Feeling desperately alone and with the weight of the world on her shoulders, can she weather the storm with her family and sanity intact?

A Short excerpt from The Reckoning. Unspoken, book 3

Alice. September 1940.

‘Don’t forget we’re all going to Old Jack Tanner’s funeral tomorrow. They’re having a special evening service to allow as many people as possible to pay their respects.’

‘I haven’t forgotten, Barney. It’s not often we get to say goodbye to a local hero.’

‘The funeral is taking place at six-thirty. It’s family only in the church but we’re all allowed to line the path from the lychgate to the front porch. I’ll be disappointed if we don’t get half the town turning out.’

I walked slowly back to the farmhouse, deep in thought. Old Jack had been almost eighty. He had part-owned a small fishing boat that was kept at Margate. During June, Jack and his younger brother, Cecil, answered the government call and had met up with the rest of Operation Dynamo’s little ships at Ramsgate where they sailed across the channel to Dunkirk to rescue our army that was  besieged there. Not satisfied with rescuing a dozen men, as soon as they had disembarked, he set off again to bring back another dozen, but on that trip, he caught a bullet in his back, a wound from which he never fully recovered.

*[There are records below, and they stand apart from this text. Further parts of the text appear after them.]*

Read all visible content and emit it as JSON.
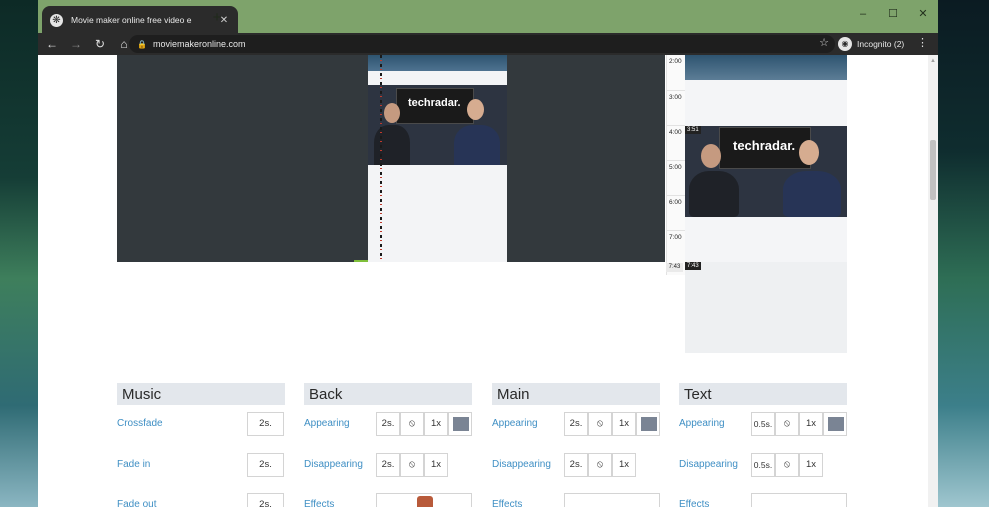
{
  "browser": {
    "tab_title": "Movie maker online free video e",
    "new_tab_label": "+",
    "url": "moviemakeronline.com",
    "incognito_label": "Incognito (2)",
    "window_controls": [
      "–",
      "☐",
      "✕"
    ]
  },
  "timeline": {
    "time_ticks": [
      "2:00",
      "3:00",
      "4:00",
      "5:00",
      "6:00",
      "7:00"
    ],
    "end_time": "7:43",
    "thumb_badge_start": "3:51",
    "thumb_badge_end": "7:43",
    "logo_text": "techradar."
  },
  "panels": [
    {
      "title": "Music",
      "rows": [
        {
          "label": "Crossfade",
          "value": "2s."
        },
        {
          "label": "Fade in",
          "value": "2s."
        },
        {
          "label": "Fade out",
          "value": "2s."
        }
      ]
    },
    {
      "title": "Back",
      "rows": [
        {
          "label": "Appearing",
          "duration": "2s.",
          "speed": "1x"
        },
        {
          "label": "Disappearing",
          "duration": "2s.",
          "speed": "1x"
        },
        {
          "label": "Effects"
        }
      ]
    },
    {
      "title": "Main",
      "rows": [
        {
          "label": "Appearing",
          "duration": "2s.",
          "speed": "1x"
        },
        {
          "label": "Disappearing",
          "duration": "2s.",
          "speed": "1x"
        },
        {
          "label": "Effects"
        }
      ]
    },
    {
      "title": "Text",
      "rows": [
        {
          "label": "Appearing",
          "duration": "0.5s.",
          "speed": "1x"
        },
        {
          "label": "Disappearing",
          "duration": "0.5s.",
          "speed": "1x"
        },
        {
          "label": "Effects"
        }
      ]
    }
  ],
  "colors": {
    "frame_titlebar": "#7ea36b",
    "link_blue": "#3f8fc4",
    "panel_header": "#e3e7ec",
    "editor_dark": "#33393d"
  },
  "icons": {
    "block": "⦸"
  }
}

On Wednesday evening, we arrived at the church to find hundreds of people lining the pavements waiting for the horse-drawn carriage carrying Old Jack’s coffin to arrive. Barney, Miriam, Stephen, Harriet and all of our remaining farm workers, found a place on the paved avenue that led from the lychgate to the church. By the time the hearse arrived, the crowd was three deep on either side of the path. We broke into spontaneous applause as Jack’s younger brother, Cecil, led Old Jack and his family down the hill towards the church. At the entrance, on either side, a dozen soldiers stood to attention and saluted as the coffin was carried in.

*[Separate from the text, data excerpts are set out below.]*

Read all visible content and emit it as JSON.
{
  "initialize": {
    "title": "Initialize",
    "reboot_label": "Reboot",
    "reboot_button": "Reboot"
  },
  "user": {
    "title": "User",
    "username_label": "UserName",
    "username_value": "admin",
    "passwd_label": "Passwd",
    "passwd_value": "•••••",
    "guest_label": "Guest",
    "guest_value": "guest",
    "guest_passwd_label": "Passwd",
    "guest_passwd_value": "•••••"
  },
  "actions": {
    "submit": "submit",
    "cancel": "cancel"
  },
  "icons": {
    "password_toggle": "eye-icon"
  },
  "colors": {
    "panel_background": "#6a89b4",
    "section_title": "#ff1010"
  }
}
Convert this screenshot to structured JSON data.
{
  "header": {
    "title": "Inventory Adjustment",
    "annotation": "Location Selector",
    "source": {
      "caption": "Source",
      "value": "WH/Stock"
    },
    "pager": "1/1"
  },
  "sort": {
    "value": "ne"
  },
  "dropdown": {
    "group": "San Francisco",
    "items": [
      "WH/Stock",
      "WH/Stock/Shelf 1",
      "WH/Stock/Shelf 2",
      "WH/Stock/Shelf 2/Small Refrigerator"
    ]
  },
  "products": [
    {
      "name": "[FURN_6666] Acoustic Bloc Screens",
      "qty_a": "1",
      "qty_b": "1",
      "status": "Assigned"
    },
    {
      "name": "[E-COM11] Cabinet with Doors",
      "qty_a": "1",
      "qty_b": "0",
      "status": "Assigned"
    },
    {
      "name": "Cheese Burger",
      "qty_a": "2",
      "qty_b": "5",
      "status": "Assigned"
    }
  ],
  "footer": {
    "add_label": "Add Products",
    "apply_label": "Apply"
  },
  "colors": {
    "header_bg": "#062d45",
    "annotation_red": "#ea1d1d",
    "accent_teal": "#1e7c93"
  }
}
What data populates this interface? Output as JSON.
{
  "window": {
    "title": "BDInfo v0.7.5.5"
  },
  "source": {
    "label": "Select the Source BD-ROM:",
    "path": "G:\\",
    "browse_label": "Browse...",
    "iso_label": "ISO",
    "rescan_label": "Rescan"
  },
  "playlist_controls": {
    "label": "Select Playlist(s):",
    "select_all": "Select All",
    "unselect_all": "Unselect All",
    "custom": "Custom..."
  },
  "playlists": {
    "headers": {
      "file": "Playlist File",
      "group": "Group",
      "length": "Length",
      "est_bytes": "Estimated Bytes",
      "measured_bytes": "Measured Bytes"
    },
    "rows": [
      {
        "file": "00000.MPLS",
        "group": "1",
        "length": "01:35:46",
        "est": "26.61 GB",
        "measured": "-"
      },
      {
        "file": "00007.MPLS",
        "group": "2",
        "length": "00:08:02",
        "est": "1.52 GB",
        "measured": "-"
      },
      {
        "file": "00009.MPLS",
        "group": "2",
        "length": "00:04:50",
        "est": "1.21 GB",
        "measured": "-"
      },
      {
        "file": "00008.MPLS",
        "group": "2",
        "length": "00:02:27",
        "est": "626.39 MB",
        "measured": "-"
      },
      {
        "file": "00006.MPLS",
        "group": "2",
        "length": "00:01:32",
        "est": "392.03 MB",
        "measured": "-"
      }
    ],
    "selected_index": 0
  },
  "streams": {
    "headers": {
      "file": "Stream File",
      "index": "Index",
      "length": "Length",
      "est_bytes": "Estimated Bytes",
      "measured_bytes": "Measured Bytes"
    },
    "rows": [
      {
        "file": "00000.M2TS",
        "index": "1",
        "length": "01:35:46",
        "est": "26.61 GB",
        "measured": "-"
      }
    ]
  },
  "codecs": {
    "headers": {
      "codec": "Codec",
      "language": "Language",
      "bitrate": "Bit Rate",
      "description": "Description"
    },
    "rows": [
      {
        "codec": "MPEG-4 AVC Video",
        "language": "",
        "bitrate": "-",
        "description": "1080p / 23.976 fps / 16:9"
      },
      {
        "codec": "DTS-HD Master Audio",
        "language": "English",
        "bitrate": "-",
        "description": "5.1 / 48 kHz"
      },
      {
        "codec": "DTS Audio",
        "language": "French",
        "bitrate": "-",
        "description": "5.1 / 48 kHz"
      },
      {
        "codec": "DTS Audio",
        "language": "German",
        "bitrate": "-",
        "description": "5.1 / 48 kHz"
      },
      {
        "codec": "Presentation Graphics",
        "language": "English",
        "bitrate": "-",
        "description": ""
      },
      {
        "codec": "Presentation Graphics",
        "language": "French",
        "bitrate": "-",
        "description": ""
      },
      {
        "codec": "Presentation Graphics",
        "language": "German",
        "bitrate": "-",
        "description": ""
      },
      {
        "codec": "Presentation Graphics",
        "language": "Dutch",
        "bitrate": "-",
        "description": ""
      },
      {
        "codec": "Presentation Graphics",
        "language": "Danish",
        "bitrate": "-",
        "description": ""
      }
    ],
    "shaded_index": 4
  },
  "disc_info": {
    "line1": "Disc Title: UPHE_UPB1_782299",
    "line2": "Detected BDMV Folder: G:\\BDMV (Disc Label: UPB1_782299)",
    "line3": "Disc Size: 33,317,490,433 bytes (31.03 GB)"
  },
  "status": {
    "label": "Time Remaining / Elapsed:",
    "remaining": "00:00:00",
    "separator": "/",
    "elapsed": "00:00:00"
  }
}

Forty minutes later, the soldiers saluted again as Jack was carried out. By now, as Barney had predicted, it seemed that half of the residents of the town were lining the pathway, or standing among the gravestones to see our own hero off.

No doubt, over the next few years, many a local hero will pass through the lychgate, or will be remembered in our prayers at the cenotaph on Armistice Day, but today was special, we buried our first.

I had managed to hold it together until, as the coffin passed us by, Stephen, our child evacuee, stood rigid and saluted as though the king himself was standing in front of him. I placed my hand on his back and wept as I thought about the fathers, husbands and sons that Old Jack had rescued and how grateful they and their families must be feeling to an old man who had done his bit. Then I thought about our farm’s own heroes, the lads who had signed up on the first day of war and had been sent off to fight and maybe die in some foreign land. We had heard nothing from any of them since July, when Benny’s pregnant wife received a heavily redacted letter, saying he was alive and well and looking forward to seeing us all again.

I’m not a particularly religious person, but as Old Jack’s coffin was lowered into his newly dug grave, I sent up a prayer to God, asking him to receive our hero into his care, then I begged him to ask his angels to keep an eye on our farm boys, wherever they were in the world.